Putting Yourself on the Page, with Emily Lackey

When it comes to writing nonfiction, one of the hardest jobs we face as writers is making ourselves into characters. Like the other people that populate our work, we need to exist on the page as fully-formed human beings. We need to be seen by our reader and understood. We need strengths. We need weaknesses. We need flaws. We need foibles. And, above all, we need insight into ourselves that we didn’t have at the time… or maybe we still don’t have as we’re writing. In this half-day workshop, we’ll explore all of the ways we as writers can put ourselves fully on the page of our nonfiction so that the person our readers need to understand the most—our narrators—are open, honest, believable, vulnerable, and real. 

Saturday, June 6, 9:30 a.m. – 12:30 p.m. ($75)
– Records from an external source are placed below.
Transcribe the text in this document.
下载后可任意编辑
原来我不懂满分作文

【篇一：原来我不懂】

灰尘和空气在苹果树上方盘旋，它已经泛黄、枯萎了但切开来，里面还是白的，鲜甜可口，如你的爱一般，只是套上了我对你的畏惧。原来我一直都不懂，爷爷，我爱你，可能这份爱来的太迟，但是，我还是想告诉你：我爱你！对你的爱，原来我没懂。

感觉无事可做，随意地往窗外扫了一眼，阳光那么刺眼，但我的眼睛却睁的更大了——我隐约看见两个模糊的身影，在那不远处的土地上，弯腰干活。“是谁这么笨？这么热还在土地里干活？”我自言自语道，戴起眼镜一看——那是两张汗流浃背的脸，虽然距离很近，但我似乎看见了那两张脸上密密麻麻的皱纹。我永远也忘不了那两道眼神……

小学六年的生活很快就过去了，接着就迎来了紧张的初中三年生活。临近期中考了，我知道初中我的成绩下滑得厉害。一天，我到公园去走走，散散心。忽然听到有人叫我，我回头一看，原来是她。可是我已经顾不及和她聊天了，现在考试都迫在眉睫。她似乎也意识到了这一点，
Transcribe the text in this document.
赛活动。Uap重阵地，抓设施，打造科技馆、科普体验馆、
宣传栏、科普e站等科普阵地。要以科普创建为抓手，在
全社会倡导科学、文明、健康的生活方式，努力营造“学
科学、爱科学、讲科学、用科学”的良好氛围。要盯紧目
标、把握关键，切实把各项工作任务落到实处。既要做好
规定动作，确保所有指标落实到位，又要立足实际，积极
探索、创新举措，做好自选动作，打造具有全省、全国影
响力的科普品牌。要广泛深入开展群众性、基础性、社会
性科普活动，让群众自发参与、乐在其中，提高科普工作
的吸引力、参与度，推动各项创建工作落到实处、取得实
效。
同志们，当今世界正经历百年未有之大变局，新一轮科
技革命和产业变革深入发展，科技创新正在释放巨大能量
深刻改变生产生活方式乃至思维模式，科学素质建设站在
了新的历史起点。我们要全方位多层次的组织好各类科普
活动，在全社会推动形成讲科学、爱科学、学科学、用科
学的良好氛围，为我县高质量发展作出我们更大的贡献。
Emily Lackey is the Assistant Director of Writers in Progress. Her stories and essays have been published in Glimmer Train, Prairie Schooner, Post Road, Third Coast, The Literary Review, Longreads, The Rumpus, The Huffington Post, Bustle, and Hobart, among others. She was a fellow at the Virginia Center for the Creative Arts and an artist-in-residence at the Bemis Center for Contemporary Arts and Newnan ArtRez. After receiving her MFA from the University of New Hampshire, she taught writing at the University of New Hampshire and in the graduate writing program at Southern New Hampshire University. She is at work on a collection of linked stories and a memoir.